Maka dari itu, peneliti melakukan penelitian campuran beton kertas dan plastik PET pada pembuatan beton k-125. Beton k-125 termasuk beton mutu rendah (low strength concrete) yang memiliki kuat tekan dibawah 20 MPa. Penelitian ini dibuat dengan tujuan mengembangkan penelitian yang dilakukan sebelumnya oleh Vladimir (2023). Pada penelitiannya dilakukan penggabungan limbah plastik PET dan kertas kedalam campuran beton ringan dengan penambahan 0,2% plastik PET pada agregat kasar serta 4% kertas pada agregat halus. Penelitian tersebut menghasilkan beton ringan yang memenuhi standar SNI 7394-2008. Namun terdapat ketidakefektifan dalam penelitian tersebut karena penggunaan persentase kertas dan plastik yang digunakan masing-masing hanya 1 variasi sehingga kuat tekan yang dihasilkan belum optimum. Berdasarkan hal tersebut dilaksanakan pengujian kuat tekan beton dengan memanfaatkan sampah kertas sebagai substitusi agregat halus dan plastik PET sebagai substitusi agregat kasar pada beton mutu k-125. Dilakukan penambahan variasi terhadap bahan substitusi (plastik PET dan kertas) sehingga akan mendapatkan kuat tekan beton yang optimum dan dapat digunakan dalam konstruksi Lean Concrete dan dak lantai beton dengan mutu sesuai standar SNI 03-2847-2002.

Hasil penelitian ini dapat diketahui bahwa variasi optimum beton adalah beton B dengan hasil kuat tekan sebesar 10,68 MPa dan nilai absorpsi sebesar 2,3%; dengan biaya Rp. 643.825,20/m3. Disimpulkan bahwa beton B memenuhi standar SNI 03-2847-2002 mengenai beton K125 sehingga beton B dapat diaplikasikan menjadi lean concrete dan dak lantai beton serta beton ramah lingkungan.

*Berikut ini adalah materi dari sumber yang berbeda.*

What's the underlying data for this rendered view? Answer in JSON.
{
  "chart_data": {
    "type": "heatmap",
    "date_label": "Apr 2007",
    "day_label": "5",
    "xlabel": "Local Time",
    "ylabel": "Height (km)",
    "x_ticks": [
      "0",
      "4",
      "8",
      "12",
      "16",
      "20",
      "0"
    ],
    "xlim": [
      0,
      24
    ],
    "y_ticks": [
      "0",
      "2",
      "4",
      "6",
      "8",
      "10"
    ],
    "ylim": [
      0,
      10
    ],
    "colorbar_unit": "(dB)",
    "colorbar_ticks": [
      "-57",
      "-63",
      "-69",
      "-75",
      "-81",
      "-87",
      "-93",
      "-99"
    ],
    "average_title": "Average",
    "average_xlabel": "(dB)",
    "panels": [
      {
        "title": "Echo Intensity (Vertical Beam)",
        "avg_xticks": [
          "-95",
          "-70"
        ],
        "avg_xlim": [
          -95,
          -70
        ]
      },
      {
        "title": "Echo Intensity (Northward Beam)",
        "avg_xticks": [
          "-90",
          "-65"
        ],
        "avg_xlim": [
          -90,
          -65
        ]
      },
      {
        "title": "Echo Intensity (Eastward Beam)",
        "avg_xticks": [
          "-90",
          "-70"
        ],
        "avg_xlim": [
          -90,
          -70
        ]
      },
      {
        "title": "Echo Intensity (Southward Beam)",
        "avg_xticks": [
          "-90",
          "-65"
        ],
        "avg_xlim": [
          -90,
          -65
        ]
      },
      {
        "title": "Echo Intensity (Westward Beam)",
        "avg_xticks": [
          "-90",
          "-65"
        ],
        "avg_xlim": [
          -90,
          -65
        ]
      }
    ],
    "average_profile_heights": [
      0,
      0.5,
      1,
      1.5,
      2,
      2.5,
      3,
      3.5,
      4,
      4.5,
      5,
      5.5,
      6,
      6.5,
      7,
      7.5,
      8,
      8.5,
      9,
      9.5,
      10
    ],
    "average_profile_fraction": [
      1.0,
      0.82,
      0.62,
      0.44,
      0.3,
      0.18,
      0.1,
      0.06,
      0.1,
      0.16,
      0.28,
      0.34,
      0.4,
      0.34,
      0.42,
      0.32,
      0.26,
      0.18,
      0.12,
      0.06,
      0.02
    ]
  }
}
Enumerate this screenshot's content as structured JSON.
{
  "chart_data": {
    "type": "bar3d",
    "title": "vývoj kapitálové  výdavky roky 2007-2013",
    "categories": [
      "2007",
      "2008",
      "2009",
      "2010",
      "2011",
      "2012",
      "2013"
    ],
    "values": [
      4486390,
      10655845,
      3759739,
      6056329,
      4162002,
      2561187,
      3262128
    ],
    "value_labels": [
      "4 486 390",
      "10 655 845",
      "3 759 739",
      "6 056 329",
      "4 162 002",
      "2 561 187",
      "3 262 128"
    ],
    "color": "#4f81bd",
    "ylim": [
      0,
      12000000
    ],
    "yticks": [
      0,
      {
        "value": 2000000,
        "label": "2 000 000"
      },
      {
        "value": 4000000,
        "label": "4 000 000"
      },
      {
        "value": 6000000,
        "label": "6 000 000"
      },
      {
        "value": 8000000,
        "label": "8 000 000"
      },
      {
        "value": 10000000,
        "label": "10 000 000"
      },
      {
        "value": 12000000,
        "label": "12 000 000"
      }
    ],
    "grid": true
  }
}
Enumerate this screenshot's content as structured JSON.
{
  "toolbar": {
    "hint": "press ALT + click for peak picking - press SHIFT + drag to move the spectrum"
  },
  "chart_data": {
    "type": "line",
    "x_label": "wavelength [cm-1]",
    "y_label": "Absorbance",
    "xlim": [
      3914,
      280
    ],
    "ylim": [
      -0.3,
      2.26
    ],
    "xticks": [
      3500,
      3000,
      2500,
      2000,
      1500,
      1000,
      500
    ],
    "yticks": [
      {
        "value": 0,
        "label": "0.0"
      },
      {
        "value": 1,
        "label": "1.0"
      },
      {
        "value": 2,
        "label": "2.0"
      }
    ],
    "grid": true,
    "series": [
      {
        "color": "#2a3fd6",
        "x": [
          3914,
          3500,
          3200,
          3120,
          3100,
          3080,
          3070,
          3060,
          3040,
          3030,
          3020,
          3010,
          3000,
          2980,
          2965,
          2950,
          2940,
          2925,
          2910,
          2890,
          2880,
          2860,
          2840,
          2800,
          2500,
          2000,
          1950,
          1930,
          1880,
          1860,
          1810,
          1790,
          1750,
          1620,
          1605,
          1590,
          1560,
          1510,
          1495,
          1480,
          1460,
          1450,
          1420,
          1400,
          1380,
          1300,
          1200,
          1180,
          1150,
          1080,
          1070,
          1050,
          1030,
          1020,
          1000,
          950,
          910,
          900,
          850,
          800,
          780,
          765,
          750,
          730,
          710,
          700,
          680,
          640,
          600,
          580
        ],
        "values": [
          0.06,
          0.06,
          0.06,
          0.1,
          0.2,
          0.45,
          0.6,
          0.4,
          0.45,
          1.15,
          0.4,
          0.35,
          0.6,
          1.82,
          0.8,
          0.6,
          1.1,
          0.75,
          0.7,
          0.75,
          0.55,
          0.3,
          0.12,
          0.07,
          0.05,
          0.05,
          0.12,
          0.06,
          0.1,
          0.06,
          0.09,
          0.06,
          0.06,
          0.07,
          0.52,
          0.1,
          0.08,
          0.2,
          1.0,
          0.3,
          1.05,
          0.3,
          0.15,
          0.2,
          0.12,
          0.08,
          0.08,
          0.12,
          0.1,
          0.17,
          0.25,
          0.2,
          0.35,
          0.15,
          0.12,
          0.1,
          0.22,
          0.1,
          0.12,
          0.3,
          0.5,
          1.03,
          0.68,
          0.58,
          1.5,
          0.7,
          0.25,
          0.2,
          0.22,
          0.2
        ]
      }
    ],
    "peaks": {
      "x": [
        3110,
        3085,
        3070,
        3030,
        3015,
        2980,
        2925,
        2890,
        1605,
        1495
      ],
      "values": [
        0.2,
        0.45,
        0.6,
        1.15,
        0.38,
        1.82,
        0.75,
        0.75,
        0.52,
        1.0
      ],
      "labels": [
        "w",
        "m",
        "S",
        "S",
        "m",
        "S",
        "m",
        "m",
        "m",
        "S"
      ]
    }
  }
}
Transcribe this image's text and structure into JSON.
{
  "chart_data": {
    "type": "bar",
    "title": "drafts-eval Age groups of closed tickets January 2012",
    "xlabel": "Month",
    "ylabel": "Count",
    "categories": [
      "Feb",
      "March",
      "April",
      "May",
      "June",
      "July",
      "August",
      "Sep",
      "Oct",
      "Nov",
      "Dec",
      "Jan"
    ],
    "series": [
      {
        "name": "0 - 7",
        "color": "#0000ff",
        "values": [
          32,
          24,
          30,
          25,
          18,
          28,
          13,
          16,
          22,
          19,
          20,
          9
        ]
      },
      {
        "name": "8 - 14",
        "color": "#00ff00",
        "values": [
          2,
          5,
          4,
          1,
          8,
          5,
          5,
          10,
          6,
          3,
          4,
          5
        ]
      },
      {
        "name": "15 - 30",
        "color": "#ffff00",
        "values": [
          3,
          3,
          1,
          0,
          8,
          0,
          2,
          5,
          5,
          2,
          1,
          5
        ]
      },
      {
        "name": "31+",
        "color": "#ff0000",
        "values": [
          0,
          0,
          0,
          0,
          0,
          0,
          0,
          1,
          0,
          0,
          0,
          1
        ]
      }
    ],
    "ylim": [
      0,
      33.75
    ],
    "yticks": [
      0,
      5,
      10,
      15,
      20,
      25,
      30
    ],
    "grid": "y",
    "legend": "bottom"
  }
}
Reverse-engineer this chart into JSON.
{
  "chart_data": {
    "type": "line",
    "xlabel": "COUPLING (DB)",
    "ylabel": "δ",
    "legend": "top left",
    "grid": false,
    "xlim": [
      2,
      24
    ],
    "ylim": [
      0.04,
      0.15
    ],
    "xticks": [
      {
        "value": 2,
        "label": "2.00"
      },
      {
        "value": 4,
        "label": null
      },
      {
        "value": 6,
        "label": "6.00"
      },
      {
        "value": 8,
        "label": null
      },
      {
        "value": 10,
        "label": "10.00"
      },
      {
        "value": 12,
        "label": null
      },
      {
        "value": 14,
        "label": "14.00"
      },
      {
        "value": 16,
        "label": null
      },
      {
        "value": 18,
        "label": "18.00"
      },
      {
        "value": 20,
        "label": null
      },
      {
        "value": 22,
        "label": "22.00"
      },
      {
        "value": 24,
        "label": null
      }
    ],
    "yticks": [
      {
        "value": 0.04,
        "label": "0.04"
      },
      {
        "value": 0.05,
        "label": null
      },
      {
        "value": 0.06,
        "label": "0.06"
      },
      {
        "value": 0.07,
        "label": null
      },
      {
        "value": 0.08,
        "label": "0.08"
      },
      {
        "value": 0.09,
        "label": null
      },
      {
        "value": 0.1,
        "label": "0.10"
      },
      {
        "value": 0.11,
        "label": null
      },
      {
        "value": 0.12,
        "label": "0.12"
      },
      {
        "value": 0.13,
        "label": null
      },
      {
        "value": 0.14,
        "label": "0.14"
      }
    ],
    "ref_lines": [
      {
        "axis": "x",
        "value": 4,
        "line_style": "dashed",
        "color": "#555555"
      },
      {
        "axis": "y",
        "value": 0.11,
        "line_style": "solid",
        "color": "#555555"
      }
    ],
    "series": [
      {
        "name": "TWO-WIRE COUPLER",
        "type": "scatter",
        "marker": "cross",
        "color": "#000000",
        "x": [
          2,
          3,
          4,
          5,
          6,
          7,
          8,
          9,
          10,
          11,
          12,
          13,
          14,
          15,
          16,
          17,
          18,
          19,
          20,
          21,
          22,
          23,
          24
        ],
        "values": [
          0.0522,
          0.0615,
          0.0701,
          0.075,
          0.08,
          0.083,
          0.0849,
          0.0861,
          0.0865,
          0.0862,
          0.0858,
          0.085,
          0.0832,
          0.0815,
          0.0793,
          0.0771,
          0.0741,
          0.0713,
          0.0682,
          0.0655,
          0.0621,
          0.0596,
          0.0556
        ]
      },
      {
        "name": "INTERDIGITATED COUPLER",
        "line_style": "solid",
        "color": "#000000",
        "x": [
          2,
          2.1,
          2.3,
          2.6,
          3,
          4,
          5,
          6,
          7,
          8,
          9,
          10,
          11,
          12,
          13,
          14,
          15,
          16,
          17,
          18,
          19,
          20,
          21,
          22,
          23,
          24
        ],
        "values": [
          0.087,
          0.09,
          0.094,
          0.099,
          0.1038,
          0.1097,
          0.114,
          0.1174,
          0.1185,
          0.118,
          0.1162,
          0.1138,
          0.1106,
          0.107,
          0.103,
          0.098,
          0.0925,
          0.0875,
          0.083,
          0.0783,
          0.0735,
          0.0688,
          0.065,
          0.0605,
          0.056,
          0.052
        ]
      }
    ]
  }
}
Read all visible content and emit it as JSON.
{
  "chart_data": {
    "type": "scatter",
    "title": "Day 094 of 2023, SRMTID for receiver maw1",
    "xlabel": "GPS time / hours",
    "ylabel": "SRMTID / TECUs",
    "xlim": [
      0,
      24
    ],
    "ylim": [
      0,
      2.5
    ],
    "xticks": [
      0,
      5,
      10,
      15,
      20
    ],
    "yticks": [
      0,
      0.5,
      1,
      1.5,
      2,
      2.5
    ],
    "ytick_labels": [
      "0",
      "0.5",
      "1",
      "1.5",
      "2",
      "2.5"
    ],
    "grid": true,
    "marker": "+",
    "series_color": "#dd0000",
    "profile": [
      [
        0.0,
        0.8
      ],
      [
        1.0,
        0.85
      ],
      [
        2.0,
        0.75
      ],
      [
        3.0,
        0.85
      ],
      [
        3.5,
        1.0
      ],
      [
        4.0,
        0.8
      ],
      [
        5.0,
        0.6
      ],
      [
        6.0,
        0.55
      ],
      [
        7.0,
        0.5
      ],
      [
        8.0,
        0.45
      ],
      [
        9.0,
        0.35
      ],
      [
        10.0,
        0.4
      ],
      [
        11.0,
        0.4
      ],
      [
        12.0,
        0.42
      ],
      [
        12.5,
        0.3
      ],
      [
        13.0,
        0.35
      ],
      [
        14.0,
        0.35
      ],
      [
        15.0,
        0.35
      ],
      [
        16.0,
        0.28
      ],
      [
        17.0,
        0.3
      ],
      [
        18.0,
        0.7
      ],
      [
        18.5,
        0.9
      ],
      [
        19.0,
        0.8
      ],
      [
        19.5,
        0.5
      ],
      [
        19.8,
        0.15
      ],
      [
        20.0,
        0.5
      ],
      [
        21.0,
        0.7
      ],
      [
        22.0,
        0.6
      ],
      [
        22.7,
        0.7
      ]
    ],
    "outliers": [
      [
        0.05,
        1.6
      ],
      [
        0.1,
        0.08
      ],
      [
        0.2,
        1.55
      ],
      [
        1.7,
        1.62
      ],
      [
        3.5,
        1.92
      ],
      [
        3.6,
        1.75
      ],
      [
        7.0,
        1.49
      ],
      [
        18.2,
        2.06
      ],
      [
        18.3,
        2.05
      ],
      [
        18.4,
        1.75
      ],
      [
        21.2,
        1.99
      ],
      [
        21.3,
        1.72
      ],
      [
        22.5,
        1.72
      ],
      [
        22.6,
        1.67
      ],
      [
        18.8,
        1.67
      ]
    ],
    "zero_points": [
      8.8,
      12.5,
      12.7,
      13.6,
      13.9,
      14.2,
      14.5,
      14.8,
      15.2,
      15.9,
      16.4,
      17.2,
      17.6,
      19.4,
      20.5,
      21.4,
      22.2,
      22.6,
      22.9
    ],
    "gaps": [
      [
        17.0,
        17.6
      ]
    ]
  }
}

Hasil pengujian kuat tekan dan absorpsi terhadap penambahan plastik PET dan kertas sebagai substitusi agregat pada campuran beton K125 didapatkan hasil nilai terbaik dari uji kuat tekan berada di variasi A dengan nilai kuat tekan 138,25 kg/cm2, sedangkan nilai terendah berada pada variasi D dengan nilai kuat tekan 106,19 kg/cm2. Nilai terbaik pada absorpsi berada pada variasi D dengan nilai daya serap air 1,9%, sedangkan nilai terendah berada pada variasi A dengan nilai daya serap air 2,5%. Berdasarkan penelitian dan hasil pengujian, didapatkan biaya pembuatan untuk 1 benda uji beton normal per m3 adalah Rp. 651.360,00 Sedangkan harga beton terbaik berada pada variasi D dengan persentasi 1% plastik PET dan 4% kertas dengan harga produksi Rp. 642.914,40 sehingga terjadi penekanan biaya sebesar Rp. 8.445,60/m3.